WikiLeaks has been the victim of a massive and overwhelming Distributed Denial of Service attack that has left the website exceedingly slow or completely unreachable for over two weeks. Currently, there’s not even a hypothesis about who is attacking the website.

“The attack is well over 10Gbits/second sustained on the main WikiLeaks domains,” read one of the six news posts posted since last week. “The bandwidth used is so huge it is impossible to filter without specialized hardware, however… the DDoS is not simple bulk UDP or ICMP packet flooding, so most hardware filters won’t work either. The range of IPs used is huge. Whoever is running it controls thousands of machines or is able to simulate them.”

A recently established Twitter account that goes by the handle of “Anti Leaks” claims that they are behind all of the damage, but no one knows for sure if those who run the Twitter are actually involved with the hacking.

This isn’t the first time WikiLeaks has had to counter cyberattack attempts. Because of the content that is posted to WikiLeaks, the website has acquired several enemies in their years of operation, some of which are countries and governments of those countries.

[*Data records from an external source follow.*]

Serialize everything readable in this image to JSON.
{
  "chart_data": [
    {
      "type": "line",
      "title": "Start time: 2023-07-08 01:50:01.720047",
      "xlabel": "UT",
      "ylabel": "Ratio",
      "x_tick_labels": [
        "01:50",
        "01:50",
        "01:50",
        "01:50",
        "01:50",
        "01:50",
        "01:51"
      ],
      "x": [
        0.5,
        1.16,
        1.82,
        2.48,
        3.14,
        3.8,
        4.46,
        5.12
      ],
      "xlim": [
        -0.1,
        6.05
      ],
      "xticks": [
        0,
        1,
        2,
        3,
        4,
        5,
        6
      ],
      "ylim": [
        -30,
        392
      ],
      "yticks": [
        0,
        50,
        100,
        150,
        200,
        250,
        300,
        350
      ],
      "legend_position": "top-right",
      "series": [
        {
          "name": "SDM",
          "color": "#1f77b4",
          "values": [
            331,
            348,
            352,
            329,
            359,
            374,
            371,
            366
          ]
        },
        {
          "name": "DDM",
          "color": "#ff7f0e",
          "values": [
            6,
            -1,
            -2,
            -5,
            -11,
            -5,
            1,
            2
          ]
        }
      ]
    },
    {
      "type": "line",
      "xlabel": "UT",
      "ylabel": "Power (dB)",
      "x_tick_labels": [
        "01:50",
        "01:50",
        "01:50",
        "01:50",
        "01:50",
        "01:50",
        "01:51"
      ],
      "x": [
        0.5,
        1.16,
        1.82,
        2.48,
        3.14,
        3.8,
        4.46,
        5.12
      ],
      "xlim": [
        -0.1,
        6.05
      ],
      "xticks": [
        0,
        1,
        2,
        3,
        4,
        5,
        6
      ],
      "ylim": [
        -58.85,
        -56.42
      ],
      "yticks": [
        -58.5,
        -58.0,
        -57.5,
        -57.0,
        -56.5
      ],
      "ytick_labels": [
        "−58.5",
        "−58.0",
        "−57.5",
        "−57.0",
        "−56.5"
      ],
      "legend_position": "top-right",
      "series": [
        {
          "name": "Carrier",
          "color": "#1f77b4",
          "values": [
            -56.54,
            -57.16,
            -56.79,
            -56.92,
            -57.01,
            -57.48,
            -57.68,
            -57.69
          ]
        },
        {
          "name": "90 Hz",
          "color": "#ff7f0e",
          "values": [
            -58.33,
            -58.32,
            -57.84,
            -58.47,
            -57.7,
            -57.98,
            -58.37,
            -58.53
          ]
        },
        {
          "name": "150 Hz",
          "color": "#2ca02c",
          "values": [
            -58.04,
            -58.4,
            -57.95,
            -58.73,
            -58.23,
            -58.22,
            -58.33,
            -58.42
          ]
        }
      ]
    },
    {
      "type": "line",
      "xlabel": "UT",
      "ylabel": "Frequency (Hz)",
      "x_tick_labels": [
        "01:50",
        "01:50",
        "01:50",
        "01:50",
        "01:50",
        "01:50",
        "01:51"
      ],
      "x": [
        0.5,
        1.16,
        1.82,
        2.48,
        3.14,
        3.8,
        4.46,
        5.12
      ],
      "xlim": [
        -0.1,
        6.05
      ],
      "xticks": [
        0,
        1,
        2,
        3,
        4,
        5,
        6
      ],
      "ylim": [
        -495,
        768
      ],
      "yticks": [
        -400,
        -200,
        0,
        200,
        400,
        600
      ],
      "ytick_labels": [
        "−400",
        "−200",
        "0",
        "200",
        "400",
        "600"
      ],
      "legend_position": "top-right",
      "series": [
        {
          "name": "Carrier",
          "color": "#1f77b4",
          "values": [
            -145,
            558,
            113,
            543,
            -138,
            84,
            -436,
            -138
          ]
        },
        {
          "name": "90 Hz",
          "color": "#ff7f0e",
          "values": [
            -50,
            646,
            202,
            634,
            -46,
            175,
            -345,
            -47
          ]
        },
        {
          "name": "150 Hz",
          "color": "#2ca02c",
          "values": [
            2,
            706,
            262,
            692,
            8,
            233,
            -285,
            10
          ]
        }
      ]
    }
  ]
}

Pressure in 2010 resulted in a complete restructuring of the WikiLeaks website, but in two short years the site’s coding is yet again a victim of frequent DDoS attacks.

The Website is sluggish as of last Monday, but it hasn’t fallen back offline in over 48 hours. The company seems unaffected by these attempts to take the site down. “Is that all you’ve got?” WikiLeaks tweeted today. “Keep attacking, our skin just gets harder. DDoS proof, financially & geographically diverse. We’re ready to rumble.”